Versatile Credit provides consumer-financing software that connects merchants, lenders, and consumers through point-of-sale solutions across online, in-store, and mobile channels. The company serves retailers and healthcare providers in the elective medical, home improvement, and retail sectors. Synchrony, trading at an attractive P/E ratio of 8.5, has shown strong momentum with a 35% stock price increase over the past six months.
PSG invested in Versatile Credit in 2023, during which time the company expanded its customer base and invested in its leadership team. The acquisition will allow Versatile Credit to continue developing its consumer financing solutions as part of Synchrony’s operations.
"The team’s collaborative approach and combination of operational support and domain expertise helped us take Versatile Credit to the next level," said Ed O’Donnell, Chief Executive Officer of Versatile Credit.
Chris Nesbitt, Managing Director at PSG, stated, "It has been a privilege to support Versatile Credit through this period of tremendous growth."
Weil, Gotshal & Manges LLP served as legal counsel to PSG, while Shea & Company acted as financial advisor on the transaction.
Synchrony, a consumer financing company, provides credit and banking products to consumers and supports businesses across various sectors including retail, health, and auto.
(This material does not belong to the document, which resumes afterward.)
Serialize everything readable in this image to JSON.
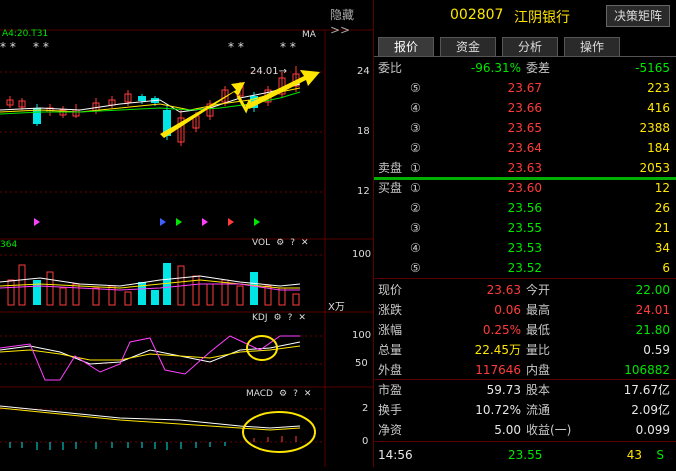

The company has maintained dividend payments for 10 consecutive years and recently implemented aggressive share buybacks, according to InvestingPro, which offers 8 additional key insights about the company’s performance. Versatile Credit has been developing consumer credit optimization solutions for 20 years.
In other recent news, Synchrony Financial has seen several notable developments. JMP Securities raised its price target for Synchrony Financial to $88 from $77, maintaining a Market Outperform rating, following positive management commentary about credit performance. Additionally, BofA Securities increased its price target to $84, citing loan growth and maintaining a Buy rating. Synchrony also announced a new partnership with Audibel to offer financing options for hearing care services, which will be available at over 1,000 locations nationwide. In corporate governance news, Synchrony appointed Deborah Ellinger to its Board of Directors, effective October 1, 2025. Meanwhile, Capital One Financial faced a stock decline of 5.5% amid growing concerns about consumer credit quality and deteriorating consumer confidence. This selloff also affected other consumer finance firms, such as Affirm Holdings and Synchrony Financial, which experienced declines as well. These recent developments highlight the dynamic nature of the consumer finance sector.